62 years after independence during which we have only seen a steady consistent decline in the quality of our politicians, it has now dawned upon them that respect needs to be demanded rather than commanded. Isn't it a shame that the very politicians whom we elect as our representatives are more concerned about the treatment and the respect meted out to them by the government babus rather than keep an eye over the work that the bureaucrats are entrusted to carry out in public service. Lord Meghnad Desai has an interesting take on this. Writing in the DNA Newspaper, he observes that the Indian State has actually regressed over the last 60 years and observes that India was a modern polity in the 1950s and even before Independence had a well functioning legislature but has now become a feudal democracy with legislators behaving like minor rajas and nawabs.

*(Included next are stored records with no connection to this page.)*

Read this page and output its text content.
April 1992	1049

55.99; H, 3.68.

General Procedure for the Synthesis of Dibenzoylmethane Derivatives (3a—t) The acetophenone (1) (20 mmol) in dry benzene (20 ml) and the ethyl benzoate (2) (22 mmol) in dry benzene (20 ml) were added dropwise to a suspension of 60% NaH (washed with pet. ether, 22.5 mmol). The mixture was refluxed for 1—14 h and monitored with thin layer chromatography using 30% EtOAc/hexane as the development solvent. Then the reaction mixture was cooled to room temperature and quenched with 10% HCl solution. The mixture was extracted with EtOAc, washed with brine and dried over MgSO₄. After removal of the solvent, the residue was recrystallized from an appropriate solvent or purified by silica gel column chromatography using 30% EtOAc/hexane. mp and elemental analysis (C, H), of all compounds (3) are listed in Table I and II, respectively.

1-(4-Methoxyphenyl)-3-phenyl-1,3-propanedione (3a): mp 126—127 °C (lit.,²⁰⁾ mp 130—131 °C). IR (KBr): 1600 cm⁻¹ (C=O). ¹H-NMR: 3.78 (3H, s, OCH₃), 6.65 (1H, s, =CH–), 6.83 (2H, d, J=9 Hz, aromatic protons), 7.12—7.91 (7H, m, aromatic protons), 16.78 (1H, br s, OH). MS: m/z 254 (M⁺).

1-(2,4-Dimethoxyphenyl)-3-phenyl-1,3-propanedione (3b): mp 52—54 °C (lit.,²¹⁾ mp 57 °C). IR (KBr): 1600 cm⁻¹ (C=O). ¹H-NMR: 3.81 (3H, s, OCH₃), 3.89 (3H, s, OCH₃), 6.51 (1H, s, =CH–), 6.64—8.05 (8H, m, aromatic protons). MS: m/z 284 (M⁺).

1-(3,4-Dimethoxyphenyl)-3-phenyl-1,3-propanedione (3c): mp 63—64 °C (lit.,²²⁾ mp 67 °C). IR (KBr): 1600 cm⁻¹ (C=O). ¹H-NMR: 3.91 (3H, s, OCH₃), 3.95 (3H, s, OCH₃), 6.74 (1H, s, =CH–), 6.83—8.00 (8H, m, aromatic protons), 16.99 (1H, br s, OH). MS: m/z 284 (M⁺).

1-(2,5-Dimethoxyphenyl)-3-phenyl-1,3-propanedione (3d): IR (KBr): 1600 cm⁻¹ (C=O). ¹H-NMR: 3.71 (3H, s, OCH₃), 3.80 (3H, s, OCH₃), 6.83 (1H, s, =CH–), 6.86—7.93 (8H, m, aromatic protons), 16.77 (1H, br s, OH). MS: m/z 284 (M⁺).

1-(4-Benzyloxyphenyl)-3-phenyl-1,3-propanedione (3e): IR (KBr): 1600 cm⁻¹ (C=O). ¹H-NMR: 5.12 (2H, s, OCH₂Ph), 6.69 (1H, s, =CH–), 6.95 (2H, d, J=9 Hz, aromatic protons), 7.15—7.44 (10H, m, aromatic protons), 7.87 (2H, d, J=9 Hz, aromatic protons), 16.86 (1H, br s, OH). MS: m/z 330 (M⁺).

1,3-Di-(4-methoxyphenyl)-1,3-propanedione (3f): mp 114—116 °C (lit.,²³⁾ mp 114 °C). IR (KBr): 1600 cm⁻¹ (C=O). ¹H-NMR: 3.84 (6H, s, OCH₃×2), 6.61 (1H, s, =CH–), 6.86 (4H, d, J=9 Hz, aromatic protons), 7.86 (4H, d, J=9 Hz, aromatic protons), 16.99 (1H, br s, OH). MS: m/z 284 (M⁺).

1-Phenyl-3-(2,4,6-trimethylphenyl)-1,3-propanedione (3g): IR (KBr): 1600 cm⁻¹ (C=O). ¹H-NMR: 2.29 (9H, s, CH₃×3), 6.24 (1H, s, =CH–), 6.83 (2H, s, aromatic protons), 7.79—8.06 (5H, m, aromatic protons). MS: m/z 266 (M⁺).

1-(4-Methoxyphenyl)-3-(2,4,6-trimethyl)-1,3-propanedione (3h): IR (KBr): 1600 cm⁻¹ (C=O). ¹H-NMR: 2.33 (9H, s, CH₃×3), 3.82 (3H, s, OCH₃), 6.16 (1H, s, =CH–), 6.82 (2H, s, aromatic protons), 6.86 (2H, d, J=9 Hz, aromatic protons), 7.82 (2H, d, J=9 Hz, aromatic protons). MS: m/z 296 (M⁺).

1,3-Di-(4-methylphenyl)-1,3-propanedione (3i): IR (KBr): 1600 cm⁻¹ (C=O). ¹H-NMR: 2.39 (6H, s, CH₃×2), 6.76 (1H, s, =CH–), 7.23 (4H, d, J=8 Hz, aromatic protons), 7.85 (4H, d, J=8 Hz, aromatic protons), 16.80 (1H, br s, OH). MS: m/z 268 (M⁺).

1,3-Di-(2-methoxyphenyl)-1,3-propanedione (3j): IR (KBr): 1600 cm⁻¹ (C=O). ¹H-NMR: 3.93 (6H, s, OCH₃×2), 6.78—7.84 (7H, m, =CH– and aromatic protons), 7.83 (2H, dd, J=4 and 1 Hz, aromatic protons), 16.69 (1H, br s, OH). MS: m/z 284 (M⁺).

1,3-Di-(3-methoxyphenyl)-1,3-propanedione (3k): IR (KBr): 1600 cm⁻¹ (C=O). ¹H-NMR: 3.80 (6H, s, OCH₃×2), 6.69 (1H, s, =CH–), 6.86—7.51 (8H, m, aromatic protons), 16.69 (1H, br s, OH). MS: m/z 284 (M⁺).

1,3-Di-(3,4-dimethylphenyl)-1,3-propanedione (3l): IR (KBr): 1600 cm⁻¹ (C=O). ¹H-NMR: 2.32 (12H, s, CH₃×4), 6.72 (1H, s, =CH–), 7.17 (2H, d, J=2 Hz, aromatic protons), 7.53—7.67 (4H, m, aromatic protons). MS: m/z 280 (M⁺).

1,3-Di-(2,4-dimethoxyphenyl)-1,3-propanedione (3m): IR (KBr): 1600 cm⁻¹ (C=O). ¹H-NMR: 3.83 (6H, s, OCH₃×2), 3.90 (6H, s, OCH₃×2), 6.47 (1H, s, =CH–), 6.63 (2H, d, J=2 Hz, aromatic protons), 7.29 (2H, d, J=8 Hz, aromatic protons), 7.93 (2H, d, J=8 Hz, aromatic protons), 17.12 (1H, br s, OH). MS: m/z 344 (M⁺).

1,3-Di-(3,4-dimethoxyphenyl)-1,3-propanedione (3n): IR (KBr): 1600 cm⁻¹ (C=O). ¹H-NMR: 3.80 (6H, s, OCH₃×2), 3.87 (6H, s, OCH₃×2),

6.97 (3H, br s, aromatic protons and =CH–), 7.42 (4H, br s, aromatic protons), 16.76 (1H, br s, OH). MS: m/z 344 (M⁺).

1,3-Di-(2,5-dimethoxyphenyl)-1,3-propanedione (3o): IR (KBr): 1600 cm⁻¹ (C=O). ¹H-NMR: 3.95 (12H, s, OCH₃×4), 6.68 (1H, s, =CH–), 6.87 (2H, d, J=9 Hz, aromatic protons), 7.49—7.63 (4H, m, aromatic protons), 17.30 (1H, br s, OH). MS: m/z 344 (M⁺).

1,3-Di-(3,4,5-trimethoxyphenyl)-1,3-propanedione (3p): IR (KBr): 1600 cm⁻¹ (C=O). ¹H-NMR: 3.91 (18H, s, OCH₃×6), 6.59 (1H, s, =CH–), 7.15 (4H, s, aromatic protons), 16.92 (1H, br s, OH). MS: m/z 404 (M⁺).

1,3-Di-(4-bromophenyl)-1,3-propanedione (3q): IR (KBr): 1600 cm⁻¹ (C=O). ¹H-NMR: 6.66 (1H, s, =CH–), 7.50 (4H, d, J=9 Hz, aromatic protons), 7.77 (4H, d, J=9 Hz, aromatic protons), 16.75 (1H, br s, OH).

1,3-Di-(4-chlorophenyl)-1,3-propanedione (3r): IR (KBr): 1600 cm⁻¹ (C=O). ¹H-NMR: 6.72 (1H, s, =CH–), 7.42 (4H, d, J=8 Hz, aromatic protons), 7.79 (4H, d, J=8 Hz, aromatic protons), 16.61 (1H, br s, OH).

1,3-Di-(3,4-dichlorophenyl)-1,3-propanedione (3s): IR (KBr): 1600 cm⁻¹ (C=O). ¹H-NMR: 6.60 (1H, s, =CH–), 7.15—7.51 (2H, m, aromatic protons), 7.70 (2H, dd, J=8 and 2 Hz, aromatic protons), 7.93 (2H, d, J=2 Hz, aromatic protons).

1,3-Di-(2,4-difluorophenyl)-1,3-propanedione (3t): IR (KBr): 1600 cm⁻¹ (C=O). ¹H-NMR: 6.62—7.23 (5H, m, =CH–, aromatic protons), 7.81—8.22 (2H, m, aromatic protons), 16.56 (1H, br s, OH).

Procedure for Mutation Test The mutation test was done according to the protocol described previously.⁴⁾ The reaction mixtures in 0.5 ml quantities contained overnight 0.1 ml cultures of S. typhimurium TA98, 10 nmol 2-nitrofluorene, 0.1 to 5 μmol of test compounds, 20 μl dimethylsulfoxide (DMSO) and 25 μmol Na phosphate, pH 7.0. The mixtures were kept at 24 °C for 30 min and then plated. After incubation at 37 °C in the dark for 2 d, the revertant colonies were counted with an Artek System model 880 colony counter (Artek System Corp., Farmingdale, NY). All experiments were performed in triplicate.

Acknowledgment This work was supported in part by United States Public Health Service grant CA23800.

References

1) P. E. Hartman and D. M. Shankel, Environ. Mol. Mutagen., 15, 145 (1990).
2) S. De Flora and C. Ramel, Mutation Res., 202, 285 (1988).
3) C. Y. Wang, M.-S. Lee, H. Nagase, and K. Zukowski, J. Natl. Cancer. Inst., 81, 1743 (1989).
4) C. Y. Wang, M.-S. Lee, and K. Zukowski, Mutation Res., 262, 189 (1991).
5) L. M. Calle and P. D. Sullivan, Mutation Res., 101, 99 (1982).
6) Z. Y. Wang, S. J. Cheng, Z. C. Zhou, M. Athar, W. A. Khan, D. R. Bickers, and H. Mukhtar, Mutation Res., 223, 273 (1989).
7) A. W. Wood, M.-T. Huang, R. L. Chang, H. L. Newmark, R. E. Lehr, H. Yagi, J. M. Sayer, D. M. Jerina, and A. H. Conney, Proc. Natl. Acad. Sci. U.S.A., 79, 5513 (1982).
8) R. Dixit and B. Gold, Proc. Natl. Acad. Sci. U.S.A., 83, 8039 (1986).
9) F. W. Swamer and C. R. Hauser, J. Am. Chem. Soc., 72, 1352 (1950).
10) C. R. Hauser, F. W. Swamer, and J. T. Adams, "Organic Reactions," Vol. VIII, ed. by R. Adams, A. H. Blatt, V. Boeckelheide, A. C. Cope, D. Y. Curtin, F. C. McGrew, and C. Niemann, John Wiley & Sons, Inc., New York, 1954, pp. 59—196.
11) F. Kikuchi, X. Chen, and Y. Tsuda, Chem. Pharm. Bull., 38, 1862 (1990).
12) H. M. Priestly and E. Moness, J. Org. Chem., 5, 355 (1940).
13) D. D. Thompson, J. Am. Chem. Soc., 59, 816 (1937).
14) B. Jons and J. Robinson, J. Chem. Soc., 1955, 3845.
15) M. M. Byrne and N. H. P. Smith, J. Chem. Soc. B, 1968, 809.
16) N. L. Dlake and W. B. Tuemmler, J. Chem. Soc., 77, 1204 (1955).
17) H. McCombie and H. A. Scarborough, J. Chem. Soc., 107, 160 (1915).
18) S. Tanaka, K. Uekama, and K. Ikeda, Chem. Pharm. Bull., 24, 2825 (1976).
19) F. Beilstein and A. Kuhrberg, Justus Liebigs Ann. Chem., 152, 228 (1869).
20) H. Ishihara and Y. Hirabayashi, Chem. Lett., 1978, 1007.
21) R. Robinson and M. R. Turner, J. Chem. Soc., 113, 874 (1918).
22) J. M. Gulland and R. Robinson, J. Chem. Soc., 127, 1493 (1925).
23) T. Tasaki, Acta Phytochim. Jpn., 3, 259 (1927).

Not that the rest of the world isn’t noticing. The Economist Intelligence Unit has developed a Democracy Index in 2007 and has been tracking the evolution of democracy worldwide since then. India is placed along with many others – Israel ,Sri Lanka , Indonesia, Philippines for instance as a country with a flawed democracy with a ranking of 35 out of 167 countries surveyed ( North Korea hits the 167th spot , Sweden the 1st and India’s bĂȘte noir – Pakistan the 108th spot in the 2008 ranking). While our relatively high ranking may be of some comfort, the fact remains that we are still considered a flawed democracy and that is something to worry about.